Теперь каждую фразу приходилось тащить из него клещами.
– И что же вы обнаружили?
– В начале прошлого века некий граф Оленин действительно проходил подозреваемым по делу об убийстве служанки. Но часть полицейских архивов не сохранилась, так что подлинных документов того времени мне раздобыть не удалось. Айгюль могла пользоваться другими источниками – частной перепиской, например; слухами, которые ходили по Москве, свидетельствами очевидцев. Подобных историй пруд пруди. Любой старожил поведает вам пару-тройку леденящих кровь историй. Прошлый век в этом смысле не многим отличался от нашего…
– Зачем Айгюль это понадобилось?
– Я пытался выяснить. Когда речь зашла об убийствах горничных… я вспомнил о Марине Стешко. Ассоциативный ряд. Понимаете?

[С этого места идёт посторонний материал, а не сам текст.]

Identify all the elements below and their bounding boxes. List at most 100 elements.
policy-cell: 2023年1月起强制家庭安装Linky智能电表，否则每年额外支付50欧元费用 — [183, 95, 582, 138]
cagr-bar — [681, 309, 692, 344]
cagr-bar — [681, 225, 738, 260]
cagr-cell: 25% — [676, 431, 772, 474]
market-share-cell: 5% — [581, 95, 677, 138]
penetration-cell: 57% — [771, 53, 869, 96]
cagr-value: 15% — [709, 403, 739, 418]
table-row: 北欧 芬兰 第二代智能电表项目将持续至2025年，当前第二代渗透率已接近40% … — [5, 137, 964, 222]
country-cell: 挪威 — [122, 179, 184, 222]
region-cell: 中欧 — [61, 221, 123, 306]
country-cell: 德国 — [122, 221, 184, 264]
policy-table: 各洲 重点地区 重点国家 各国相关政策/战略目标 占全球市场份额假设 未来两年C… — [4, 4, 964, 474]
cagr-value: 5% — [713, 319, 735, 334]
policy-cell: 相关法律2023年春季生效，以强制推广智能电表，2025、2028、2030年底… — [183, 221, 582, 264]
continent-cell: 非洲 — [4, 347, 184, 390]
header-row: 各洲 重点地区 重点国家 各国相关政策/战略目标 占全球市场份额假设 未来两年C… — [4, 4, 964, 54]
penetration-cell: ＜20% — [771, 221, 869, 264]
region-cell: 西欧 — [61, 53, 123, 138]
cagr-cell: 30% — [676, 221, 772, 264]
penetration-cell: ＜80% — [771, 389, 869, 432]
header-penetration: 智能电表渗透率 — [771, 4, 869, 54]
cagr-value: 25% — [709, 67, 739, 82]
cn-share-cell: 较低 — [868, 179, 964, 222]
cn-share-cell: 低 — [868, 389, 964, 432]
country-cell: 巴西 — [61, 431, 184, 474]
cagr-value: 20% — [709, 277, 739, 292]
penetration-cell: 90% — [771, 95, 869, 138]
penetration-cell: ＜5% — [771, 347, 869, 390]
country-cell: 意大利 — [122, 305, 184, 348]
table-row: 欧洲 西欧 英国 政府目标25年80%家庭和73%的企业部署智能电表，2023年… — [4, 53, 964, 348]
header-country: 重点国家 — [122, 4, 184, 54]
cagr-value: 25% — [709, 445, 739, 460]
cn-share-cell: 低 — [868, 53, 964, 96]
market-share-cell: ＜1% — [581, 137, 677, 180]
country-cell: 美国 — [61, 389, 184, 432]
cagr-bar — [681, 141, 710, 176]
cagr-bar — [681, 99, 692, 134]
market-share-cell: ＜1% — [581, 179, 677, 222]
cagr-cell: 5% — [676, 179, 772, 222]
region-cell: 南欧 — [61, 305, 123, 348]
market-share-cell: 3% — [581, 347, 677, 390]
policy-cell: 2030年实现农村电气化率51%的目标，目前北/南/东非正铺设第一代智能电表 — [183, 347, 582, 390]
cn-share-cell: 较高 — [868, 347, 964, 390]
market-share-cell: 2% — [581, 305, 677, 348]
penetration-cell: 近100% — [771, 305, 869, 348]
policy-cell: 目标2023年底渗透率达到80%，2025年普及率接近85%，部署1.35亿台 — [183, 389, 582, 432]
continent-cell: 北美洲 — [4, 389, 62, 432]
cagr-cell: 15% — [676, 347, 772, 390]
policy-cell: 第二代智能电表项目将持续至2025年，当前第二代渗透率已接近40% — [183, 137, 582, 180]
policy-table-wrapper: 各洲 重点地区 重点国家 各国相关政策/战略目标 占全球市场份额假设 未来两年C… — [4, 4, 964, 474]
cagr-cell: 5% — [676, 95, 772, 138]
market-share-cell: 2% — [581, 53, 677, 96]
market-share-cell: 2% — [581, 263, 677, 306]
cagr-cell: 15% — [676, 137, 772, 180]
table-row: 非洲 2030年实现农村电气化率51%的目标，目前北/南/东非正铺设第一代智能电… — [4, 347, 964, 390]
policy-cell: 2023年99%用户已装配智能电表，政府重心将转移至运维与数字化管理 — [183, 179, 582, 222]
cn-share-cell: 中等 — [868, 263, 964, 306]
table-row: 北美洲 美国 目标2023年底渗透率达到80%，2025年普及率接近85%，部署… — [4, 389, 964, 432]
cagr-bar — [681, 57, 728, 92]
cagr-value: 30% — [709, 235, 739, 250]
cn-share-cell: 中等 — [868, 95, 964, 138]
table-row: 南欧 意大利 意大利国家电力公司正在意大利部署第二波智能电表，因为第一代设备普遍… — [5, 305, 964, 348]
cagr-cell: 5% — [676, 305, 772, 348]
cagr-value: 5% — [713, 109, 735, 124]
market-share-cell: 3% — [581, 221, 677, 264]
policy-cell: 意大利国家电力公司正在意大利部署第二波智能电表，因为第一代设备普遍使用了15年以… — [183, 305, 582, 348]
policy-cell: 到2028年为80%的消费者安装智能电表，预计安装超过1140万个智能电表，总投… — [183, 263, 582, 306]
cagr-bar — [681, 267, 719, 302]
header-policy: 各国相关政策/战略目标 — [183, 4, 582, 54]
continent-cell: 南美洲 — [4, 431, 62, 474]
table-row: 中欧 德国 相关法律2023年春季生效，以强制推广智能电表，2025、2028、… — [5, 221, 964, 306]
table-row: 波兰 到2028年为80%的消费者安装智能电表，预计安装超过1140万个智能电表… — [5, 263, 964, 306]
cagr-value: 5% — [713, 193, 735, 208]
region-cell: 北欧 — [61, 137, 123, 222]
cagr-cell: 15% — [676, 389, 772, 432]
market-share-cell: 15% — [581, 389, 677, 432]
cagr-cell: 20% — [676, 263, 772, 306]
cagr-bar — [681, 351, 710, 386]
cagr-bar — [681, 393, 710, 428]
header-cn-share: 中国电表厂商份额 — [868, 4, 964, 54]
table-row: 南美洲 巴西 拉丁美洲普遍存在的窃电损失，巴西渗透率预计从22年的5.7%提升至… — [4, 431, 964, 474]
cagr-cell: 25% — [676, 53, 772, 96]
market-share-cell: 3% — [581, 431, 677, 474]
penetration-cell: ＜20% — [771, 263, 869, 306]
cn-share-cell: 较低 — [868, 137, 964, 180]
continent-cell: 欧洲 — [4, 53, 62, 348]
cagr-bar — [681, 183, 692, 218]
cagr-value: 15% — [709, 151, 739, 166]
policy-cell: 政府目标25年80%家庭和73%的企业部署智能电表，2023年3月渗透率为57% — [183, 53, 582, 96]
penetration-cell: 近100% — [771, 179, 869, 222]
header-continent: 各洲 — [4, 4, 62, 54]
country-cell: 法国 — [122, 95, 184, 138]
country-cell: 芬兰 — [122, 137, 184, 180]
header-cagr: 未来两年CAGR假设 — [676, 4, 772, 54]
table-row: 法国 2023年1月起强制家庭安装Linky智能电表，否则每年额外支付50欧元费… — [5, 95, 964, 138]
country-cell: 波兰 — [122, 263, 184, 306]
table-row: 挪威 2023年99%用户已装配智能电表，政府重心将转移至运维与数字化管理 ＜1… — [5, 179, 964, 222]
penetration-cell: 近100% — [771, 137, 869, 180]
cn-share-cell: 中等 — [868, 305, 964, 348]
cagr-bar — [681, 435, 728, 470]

Лавров кивнул. Он чувствовал себя первопроходцем в густых джунглях чужого вымысла, который вынужден пробираться сквозь них, буквально прорубая себе дорогу. Но где-то за этими непролазными дебрями брезжила истина. И он шел к ней – на ощупь, наобум, надеясь на свой внутренний компас, не позволяющий ему заблудиться окончательно.
«Ловкач! – подумал он о докторе. – Изящно подвел меня к мысли, что убийца – не он, а пациентка. Раз та взяла себе образ сумасшедшей жены графа Оленина… выходит, она воспринимала его ассистенток как соперниц и расправлялась с ними из ревности. Старая драма, наложенная на новые обстоятельства. Судя по его словам, в этот подвал его тоже заманила Айгюль…»
– Тогда я решился проследить за ней… – донеслось до Лаврова. – Вдруг она могла…
– Хотите сказать, Марину убила ваша пациентка?
– Такая мысль приходила мне в голову…
– И теперь она привела вас к первому трупу!
– Выходит, да… Но я не предполагал, что здесь лежит мертвое тело. Вы мне не верите?